In a letter addressed to the CMA, CAA and ICO, companies including Expedia Group, On the Beach and Skyscanner argued that Ryanair’s verification process for passengers booking via a third party, rather than directly, could be in breach of data protection laws.
The process includes uploading a “substantial amount of sensitive personal information” in order to access booking or check-in online, they claim, with the low-cost carrier making it as “difficult and invasive as possible”.
The letter, seen by City A.M., notes that personal information required by the facial recognition process includes “race and gender” and could expose passengers to “significant risks to their privacy, rights and freedoms in the event of a data breach”.
The companies said that they can only assume Ryanair’s “real motivation” for the checks is to make consumers feel they have “no choice but to book directly” with the airline in future.

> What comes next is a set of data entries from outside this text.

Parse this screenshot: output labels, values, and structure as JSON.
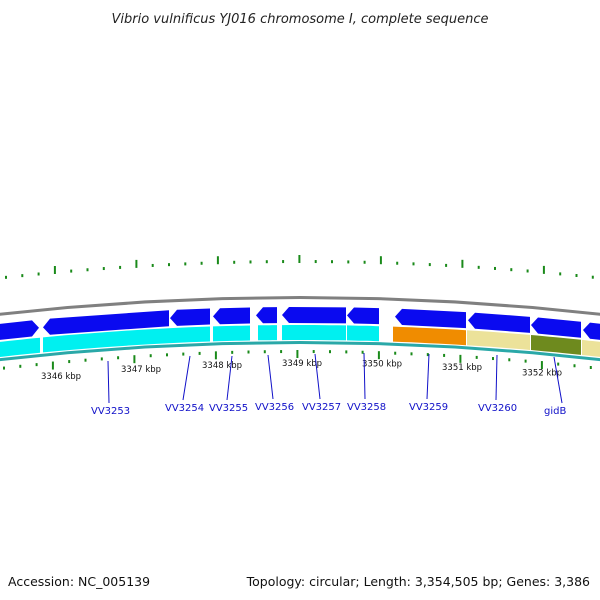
{
  "title": "Vibrio vulnificus YJ016 chromosome I, complete sequence",
  "footer": {
    "accession": "Accession: NC_005139",
    "topology": "Topology: circular; Length: 3,354,505 bp; Genes: 3,386"
  },
  "colors": {
    "backbone": "#808080",
    "cds_forward": "#0a0af0",
    "cds_reverse_track": "#00f0f0",
    "gidB": "#f08c00",
    "gene_tan": "#ece29a",
    "gene_olive": "#6e8a1e",
    "gc_skew": "#1a8a1a",
    "label_line": "#1010c8"
  },
  "scale_labels": [
    "3346 kbp",
    "3347 kbp",
    "3348 kbp",
    "3349 kbp",
    "3350 kbp",
    "3351 kbp",
    "3352 kbp"
  ],
  "gene_labels": [
    "VV3253",
    "VV3254",
    "VV3255",
    "VV3256",
    "VV3257",
    "VV3258",
    "VV3259",
    "VV3260",
    "gidB"
  ]
}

Today’s feud is just the latest in a long-running dispute between online booking agents and the Dublin-based airline over third party bookings.
Airlines prefer passengers to book direct so they can rake in greater revenues by offering a maze of fees, in-flight offers and options to pay for seats.
Ryanair, however, claim that online travel agents (OTAs) are engaged in malpractice. Just last week, it launched fresh calls for passengers to book direct.
“OTAs continue to mislead passengers to believe they are getting the cheapest price… by falsely advertising lower fares than the airlines themselves,” the carrier claimed.
An ICO spokesperson said: “Organisations must only collect the personal information that they need for their specified purposes and no more. Where they are collecting biometric data in order to identify people, they must meet specific conditions set out in law.”
“We have received the letter from Online Travel UK and recognise the concerns raised about the collection of biometric data by Ryanair, alongside the stress and uncertainty experienced by customers worried about their travel plans.
“We will consider the issues raised in the letter and will be making enquiries with Ryanair.”
The CAA and CMA were contacted for comment.